Companies that fail to adapt and hire younger employees “will end up looking like nursing home companies,” Stefani said. “It’s like a company full of people who are about to retire, because they might not have the edge or the vibe that you need to bring new products to market.”

Eldridge agreed that while there is a stereotype that all great ideas come from the top, “a very healthy percentage of great ideas within a company come from people within the first two to three years of being in the organization, because they’re looking at it with fresh eyes.”
A further advantage of having young people in an organization is that it provides an opportunity for reverse mentoring, especially since young people bring important knowledge about technology and losing it would be a “real threat” to the organization.
“If something erodes the opportunities for two-way instruction and two-way knowledge transfer, you’re going to see a decline in knowledge within the organization and a gap in the organization,” he said.
Cloudflare co-founder and CEO Matthew Prince told CNBC’s “Worldwide Exchange” last week that the tech company plans to hire 11,000 interns for the AI era to not only improve the next generation’s skills but also bring in fresh new ideas.
“A 50-year-old CEO like me can’t tell companies how to use AI. We need to learn from the next generation,” Prince said.
“Carrier of culture”
According to Stephanie, “tacit knowledge” is an important element in keeping an organization healthy. This refers to the tacit, tacit information about a company’s culture shared by colleagues.

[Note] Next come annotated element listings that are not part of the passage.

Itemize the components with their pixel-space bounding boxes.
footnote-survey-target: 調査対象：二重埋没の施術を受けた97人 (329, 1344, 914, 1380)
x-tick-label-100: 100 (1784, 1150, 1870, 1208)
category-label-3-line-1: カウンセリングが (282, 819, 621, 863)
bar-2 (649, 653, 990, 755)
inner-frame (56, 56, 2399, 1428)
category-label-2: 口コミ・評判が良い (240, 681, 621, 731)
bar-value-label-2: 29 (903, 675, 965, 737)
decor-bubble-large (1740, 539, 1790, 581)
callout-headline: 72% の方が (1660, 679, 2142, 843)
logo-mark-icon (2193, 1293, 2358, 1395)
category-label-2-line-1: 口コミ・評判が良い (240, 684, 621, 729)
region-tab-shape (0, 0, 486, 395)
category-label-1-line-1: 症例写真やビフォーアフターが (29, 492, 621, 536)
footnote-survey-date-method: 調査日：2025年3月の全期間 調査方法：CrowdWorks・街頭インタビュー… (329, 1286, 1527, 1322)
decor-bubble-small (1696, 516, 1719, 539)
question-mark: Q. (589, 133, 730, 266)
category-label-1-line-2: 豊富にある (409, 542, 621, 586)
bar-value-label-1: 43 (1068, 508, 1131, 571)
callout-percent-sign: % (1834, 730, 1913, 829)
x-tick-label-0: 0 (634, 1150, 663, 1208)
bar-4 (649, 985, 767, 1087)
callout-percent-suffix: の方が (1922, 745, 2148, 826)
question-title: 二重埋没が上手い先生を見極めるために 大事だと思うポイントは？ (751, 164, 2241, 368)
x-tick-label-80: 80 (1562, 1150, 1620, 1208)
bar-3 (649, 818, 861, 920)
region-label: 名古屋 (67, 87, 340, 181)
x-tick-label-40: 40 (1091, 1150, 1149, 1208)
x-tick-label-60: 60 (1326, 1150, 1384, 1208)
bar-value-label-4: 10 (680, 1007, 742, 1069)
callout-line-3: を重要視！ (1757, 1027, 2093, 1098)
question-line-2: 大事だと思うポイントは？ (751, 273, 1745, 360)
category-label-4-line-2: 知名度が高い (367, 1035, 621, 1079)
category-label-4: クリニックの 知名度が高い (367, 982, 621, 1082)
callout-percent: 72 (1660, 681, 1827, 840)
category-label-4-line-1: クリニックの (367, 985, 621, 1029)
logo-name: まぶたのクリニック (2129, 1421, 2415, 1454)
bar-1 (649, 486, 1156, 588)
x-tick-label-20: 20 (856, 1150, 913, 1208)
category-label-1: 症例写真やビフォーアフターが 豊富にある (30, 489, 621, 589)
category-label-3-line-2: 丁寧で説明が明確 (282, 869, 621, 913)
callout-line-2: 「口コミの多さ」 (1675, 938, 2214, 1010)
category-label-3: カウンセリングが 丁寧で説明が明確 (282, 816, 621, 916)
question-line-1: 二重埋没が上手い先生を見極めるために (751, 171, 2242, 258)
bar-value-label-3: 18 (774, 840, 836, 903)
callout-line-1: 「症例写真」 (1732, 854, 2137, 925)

“There’s a lot more to making a company work than I can write about,” he says. “They come out of a network of people, people who sometimes sit in the cafeteria and say, ‘I’ve been at this company for 25 years, so I can explain to you what’s going on and why X is having problems with Y.’
“This is a type of corporate wisdom, tacit knowledge, that is the lubricant for a company’s economic health,” he said.
Robert Walters’ Eldridge added that young people are sponges and “absorb the best of business,” including this kind of tacit knowledge that can only be transferred through people.
“They are also the carriers of the culture of the future. So if we don’t take that group there, what does that mean in terms of culture in the future?”
“I think companies rely on that upward pressure. When you bring in a group of inexperienced people, they’re hungry and they want to learn. They demand so much from the organization and sometimes test them and keep the company on their toes. Without that, it can have a negative impact on the culture and performance of the organization,” Eldridge added.